Blinken touched down in the Afghan capital less than 24 hours after the United States and the NATO coalition formally announced they would withdraw their troops from the country after nearly two decades.
In remarks during his meeting with Afghan President Ashraf Ghani, the top US diplomat said he “wanted to demonstrate, with my visit, the ongoing commitment of the United States to the Islamic Republic and the people of Afghanistan,” according to the press pool traveling with Blinken.
“The partnership is changing, but the partnership is enduring,” he said.
Ghani said that he respected the US decision and “are adjusting our priorities.”

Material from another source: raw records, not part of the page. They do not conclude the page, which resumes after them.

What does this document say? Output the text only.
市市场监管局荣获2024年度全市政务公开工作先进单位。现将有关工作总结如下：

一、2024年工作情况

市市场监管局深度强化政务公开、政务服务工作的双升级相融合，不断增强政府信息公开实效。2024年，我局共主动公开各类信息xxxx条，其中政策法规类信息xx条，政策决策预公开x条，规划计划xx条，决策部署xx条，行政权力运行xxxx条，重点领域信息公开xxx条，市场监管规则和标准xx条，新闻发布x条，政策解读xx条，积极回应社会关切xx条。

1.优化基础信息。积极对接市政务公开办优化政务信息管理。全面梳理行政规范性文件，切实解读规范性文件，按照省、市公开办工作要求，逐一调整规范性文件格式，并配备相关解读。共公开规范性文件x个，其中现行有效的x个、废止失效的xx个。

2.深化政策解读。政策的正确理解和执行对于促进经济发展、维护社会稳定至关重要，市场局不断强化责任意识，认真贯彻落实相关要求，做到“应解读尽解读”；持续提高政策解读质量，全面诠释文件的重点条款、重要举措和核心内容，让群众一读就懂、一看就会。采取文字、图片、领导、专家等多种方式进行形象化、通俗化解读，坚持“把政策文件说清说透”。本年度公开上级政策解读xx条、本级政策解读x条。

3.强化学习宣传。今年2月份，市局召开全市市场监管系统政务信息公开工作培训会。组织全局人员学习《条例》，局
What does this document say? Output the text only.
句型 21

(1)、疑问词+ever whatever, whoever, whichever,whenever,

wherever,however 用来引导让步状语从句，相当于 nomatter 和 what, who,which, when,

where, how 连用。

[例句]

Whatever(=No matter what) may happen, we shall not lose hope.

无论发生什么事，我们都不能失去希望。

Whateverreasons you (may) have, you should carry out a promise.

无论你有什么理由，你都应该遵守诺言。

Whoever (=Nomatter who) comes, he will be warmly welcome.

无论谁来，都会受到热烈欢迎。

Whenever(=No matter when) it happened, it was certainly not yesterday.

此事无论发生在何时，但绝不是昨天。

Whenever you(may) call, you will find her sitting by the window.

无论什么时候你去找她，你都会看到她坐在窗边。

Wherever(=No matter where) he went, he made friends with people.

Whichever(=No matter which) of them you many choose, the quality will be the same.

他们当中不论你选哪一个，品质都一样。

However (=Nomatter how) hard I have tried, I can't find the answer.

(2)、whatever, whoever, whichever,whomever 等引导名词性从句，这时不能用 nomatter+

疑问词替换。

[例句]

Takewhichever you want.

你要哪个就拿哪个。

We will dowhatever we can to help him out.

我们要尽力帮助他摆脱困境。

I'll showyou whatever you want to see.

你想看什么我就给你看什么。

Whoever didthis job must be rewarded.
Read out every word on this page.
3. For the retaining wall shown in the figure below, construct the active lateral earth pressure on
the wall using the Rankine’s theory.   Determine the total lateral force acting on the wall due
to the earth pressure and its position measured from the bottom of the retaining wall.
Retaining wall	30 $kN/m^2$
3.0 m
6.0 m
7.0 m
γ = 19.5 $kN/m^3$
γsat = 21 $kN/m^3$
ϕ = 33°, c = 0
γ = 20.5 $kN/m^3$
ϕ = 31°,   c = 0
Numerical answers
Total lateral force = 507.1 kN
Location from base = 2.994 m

Prior to that meeting, Blinken told US troops at the American embassy that the reason he was there “so quickly after the President’s speech last night is to demonstrate literally, by our presence, that we have an enduring, an ongoing commitment to Afghanistan.”
“What you and your predecessors did over the last 20 years is really extraordinary.”
President Joe Biden said Wednesday he would withdraw US troops from Afghanistan before September 11, the 20th anniversary of the terrorist attacks on the World Trade Center and the Pentagon that launched the war.
Biden said the withdrawal will begin on May 1, in line with an agreement President Donald Trump’s administration made with the Taliban. Some US troops will remain to protect American diplomats, though officials have declined to provide a precise number.
Biden said American diplomatic and humanitarian efforts will continue in Afghanistan and that the US will support peace efforts between the Afghan government and the Taliban. But he was unequivocal that two decades after it began, the Afghanistan War is ending.
This story has been updated with additional information.